Trading of Titan stock was halted with this announcement.

Titan did manage to squeeze out another amendment. In fact, if it weren’t for multiple amendments – with the reductions in available borrowings – we wonder if the company would still be in operation.

Read about recent credit amendments with Wells Fargo and Agricredit here, plus the new Oct. 28, 2015 Wells Fargo amendment.

Interestingly, the credit and trading-halt excitement occurred a few weeks after Equities Research’s extensive work on Titan included this warning about apparently suspicious trading.

*Guidance Updates; Then Misery

The chart below indicates some of Titan’s guidance changes – and the ultimate miss:

(Source: SEC filings here, here, here )

Though Titan repeatedly trumpeted buoyant guidance, the company ultimately failed to deliver millions in net income. Instead, it reported a massive net loss.

Hmmm… Today, Titan leaders say they expect the company will return to non-GAAP profitability this fiscal year.

*Executives Enjoy Lifestyles Of The Rich And Famous

Credit amendments, busted guidance, losses, layoffs, store closings and revenue deterioration aside, executives are enjoying a lifestyle of champagne wishes and caviar dreams.

Indeed, the top trio knock down compensation of $2.5 million.

(Source: SEC filing)

Whenever Mr. Christianson jets off to Europe to check out operations, the company covers part of his spouse’s travel expenses, too. A commercial ticket isn’t even needed because Mr. Christianson can always jump on the company’s private aircraft.

And, while compensation jumped 55 percent, return of equity and revenue turned upside down! See the chart below.

(Source: Morningstar)

*One Of The Industry’s Worst Performers

Though insiders undoubtedly enjoy Titan benefits, in the eyes of the construction and agricultural machinery industry, the company is one of the worst performers.

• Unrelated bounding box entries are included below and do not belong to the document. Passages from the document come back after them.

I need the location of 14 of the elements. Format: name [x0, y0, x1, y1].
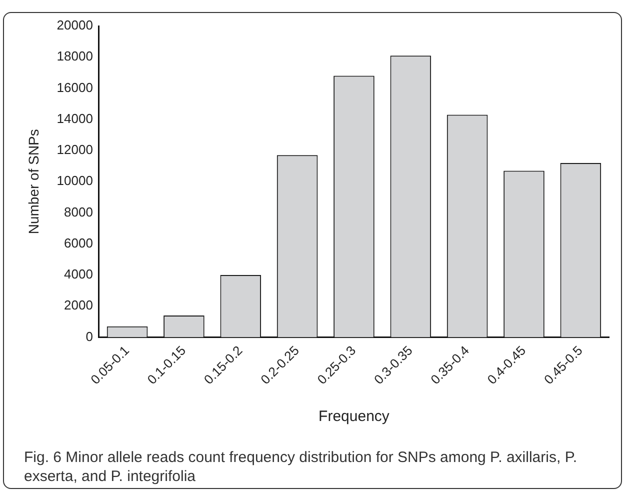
y-tick-label: 2000 — [64, 298, 93, 313]
y-tick-label: 12000 — [56, 142, 93, 158]
y-tick-label: 4000 — [64, 266, 93, 282]
y-tick-label: 0 — [86, 328, 93, 344]
y-tick-label: 16000 — [56, 80, 93, 95]
y-tick-label: 8000 — [64, 204, 93, 220]
caption: Fig. 6 Minor allele reads count frequency distribution for SNPs among P. axillaris, P. exserta, and P. integrifolia — [24, 448, 578, 486]
y-tick-label: 14000 — [56, 110, 93, 126]
y-tick-label: 18000 — [56, 48, 93, 64]
y-tick-label: 10000 — [56, 173, 93, 188]
y-tick-label: 20000 — [56, 18, 93, 33]
y-axis-title: Number of SNPs — [25, 129, 42, 234]
y-tick-label: 6000 — [64, 235, 93, 250]
x-axis-title: Frequency — [318, 408, 390, 426]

The company falls short in key performance metrics ranging from gross margins to management effectiveness.

(Sources: E-trade, Reuters)

*Earnings Misses In 8 Of The Last 9 Quarters

Earnings misses play heavily into Titan’s bad-performance equation. With the exception of last quarter – when zero earnings beat negative consensus – Titan has missed analysts’ expectations each time since September 2013, according to Reuters. The arrows below denote earnings misses.

(Source: Reuters)

Indeed, of the dozen announcements since December 2012, the three beats offered no comfort to investors: Dec. 6, 2012 $0.66 beat $0.65 consensus; June 6, 2013 $0.02 beat consensus by a fraction of a point; Sept. 9, 2015 $0.00 beat $0.03 consensus.Yet Titan commands a confounding forward price-to-earnings ratio of 39.94.

Titan’s pitiful performance has gone on so long, so consistently, that normally optimistic analysts are beginning to show a loss of faith … as TheStreetSweeper demonstrates below.

*Poor Peer Comparison; Analysts say “Hold”

Analysts have been able to muster only about a “Hold” rating on Titan, indicates Thomson Reuters. All industry peers except one received a “Buy” or “Strong Buy” rating.

Compared with its peers, Titan shares the lowest score of “2” and a “Hold” ranking with Lindsay Corp. (LNN). The fundamental rating of “2” is much more bearish than the industry average of “6.4.”

(Source: Thomson Reuters)

So Titan receives just about the worst ranking of all companies in the entire heavy machinery and vehicles industry.


Titan has commanded a ~$265 million market valuation despite the fact that its business recently created a cash flow of just $171,000. Indeed, the cash in its fraying pocket declined about 25 percent to $95 million in just six months. And those cash concerns merely top off the inventory disaster, executive enrichment, misstated losses and other issues we’ve described for investors.

Titan is vainly trying to bail and still navigate overwhelmingly frigid, treacherous waters. Indeed, we think a very generous near-term valuation for Titan would be $4 per share.

* Important Disclosure: The owners of TheStreetSweeper hold a short position in TITN and stand to profit on any future declines in the stock price.